Yo era un joven reportero que cubría las guerras de América Central en la década del 80. No creo que nuestro coche alquilado con su cartel de “prensa internacional” hubiera podido sortear los obstáculos. Y tal vez fue lo mejor. Una noche, en nuestro camino de regreso a la capital, fuimos parados por un grupo de milicianos gubernamentales, evidentemente ebrios, blandiendo sus fusiles y maliciosamente amenazantes. Unas semanas más tarde, las tropas secuestraron un grupo de periodistas holandeses que trataban de hacer contacto con la guerrilla. Nuestros colegas nunca volvieron.

Hoy, a primera vista, Suchitoto parece haber dejado atrás ese sangriento pasado. Tal vez improbablemente, ahora es una de las localidades turísticas más conocidas de El Salvador. Han surgido pequeños hoteles, cafés y galerías de arte. Durante una visita en enero, vi una iglesia blanca brillante y calles adoquinadas. Escolares con uniformes pulcramente planchados rodeaban puestos de venta de papaya y sandía en tajadas, mientras un campesino en un ancho sombrero de paja trotaba su caballo.

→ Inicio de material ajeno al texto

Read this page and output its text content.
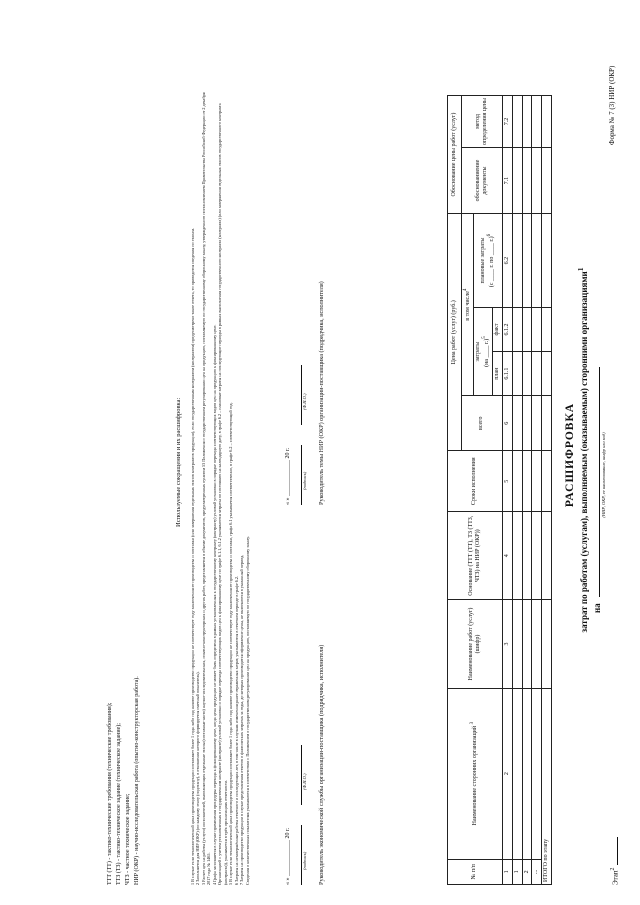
Форма № 7 (3) НИР (ОКР)
Этап$^2$
РАСШИФРОВКА затрат по работам (услугам), выполняемым (оказываемым) сторонними организациями$^1$
на
(НИР, ОКР, ее наименование, шифр или код)
№ п/п	Наименование сторонних организаций $^3$	Наименование работ (услуг) (шифр)	Основание (ТТТ (ТТ), ТЗ (ТТЗ, ЧТЗ) на НИР (ОКР))	Сроки исполнения	Цена работ (услуг) (руб.)				Обоснование цены работ (услуг)	
					всего	в том числе$^4$			обоснованиение документы	метод определения цены
						затраты (на ____ г.)$^5$		плановые затраты (с ____ г. по ____ г.)$^6$
						план	факт			
1	2	3	4	5	6	6.1.1	6.1.2	6.2	7.1	7.2
1										
2										
...										
ИТОГО по этапу										
Руководитель экономической службы организации-поставщика (подрядчика, исполнителя)
(подпись)
(Ф.И.О.)
« » ____________ 20 г.
Руководитель темы НИР (ОКР) организации-поставщика (подрядчика, исполнителя)
(подпись)
(Ф.И.О.)
« » ____________ 20 г.
1 В случае если технологический цикл производства продукции составляет более 1 года либо под начатое производство продукции не соответствует году заключения ее производства и поставки (или завершения отдельных этапов контрактов продукции), если государственным контрактом (контрактом) предусмотрено такое отчета, то приводится сведения по этапам. 2 Заполняется для НИР (ОКР) (по каждому этапу (подэтапу), в отношении которого формируется сметный показатель). 3 Расчет цен на работы (услуги) исполнителей, выполняющих отдельные этапы (составные части) научно-исследовательских, опытно-конструкторских и других работ, представляется в объеме документов, предусмотренных пунктом 53 Положения о государственном регулировании цен на продукцию, поставляемую по государственному оборонному заказу, утвержденного постановлением Правительства Российской Федерации от 2 декабря 2017 года № 1465. 4 Графа заполняется в случае применения процедуры перехода к фиксированному цене, когда цена продукции не может быть определена в рамках установленных к государственному контракту (контракту) условий установки в порядке перехода соответствующих видов цен на продукцию к фиксированному цене. Организацией с учетом установленных в государственном контракте (контракте) условий установки и порядке перехода соответствующих видов цен к фиксированному цене по графе 6.1.1, 6.1.2 указываются затраты по состоянию на календарную дату, в графе 6.2 – плановые затраты на последующие периоды в рамках выполнения государственного контракта (контракта) (или завершения отдельных этапов государственного контракта (контракта)), указывается в трёх организациях отчетности. 5 В случае если технологический цикл производства продукции составляет более 1 года либо под начатое производство продукции не соответствует году заключения ее производства и поставки, графа 6.1 указывается соответственно, в графе 6.2 – соответствующий год. 6 Затраты на незавершённые работы отчетного и последующих лет, в том числе в случаях изменения ранее отраженных затрат, указываются в отчетном периоде в графе 6.2. 7 Затраты на производство продукции в случае представления отчетов о фактических затратах за годы, до которых производится оформление цены, не включаются в указанный период. Сведения о количественных показателях указываются в соответствии с Положением о государственном регулировании цен на продукцию, поставляемую по государственному оборонному заказу.
Используемые сокращения и их расшифровка:
ТТТ (ТТ) - тактико-технические требования (технические требования); ТТЗ (ТЗ) - тактико-техническое задание (техническое задание); ЧТЗ - частное техническое задание; НИР (ОКР) - научно-исследовательская работа (опытно-конструкторская работа).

Shiori Seo, una cooperante de 23 años, de Tokio, se encontraba en su primera semana de clases en la escuela de idioma Pájaro Flor y estaba obviamente encantada por el lugar. “Los edificios antiguos, el lago y la gente es ¿cómo lo dices? muy amable”, dijo, riendo, exhibiendo su recientemente adquirido español como una referencia.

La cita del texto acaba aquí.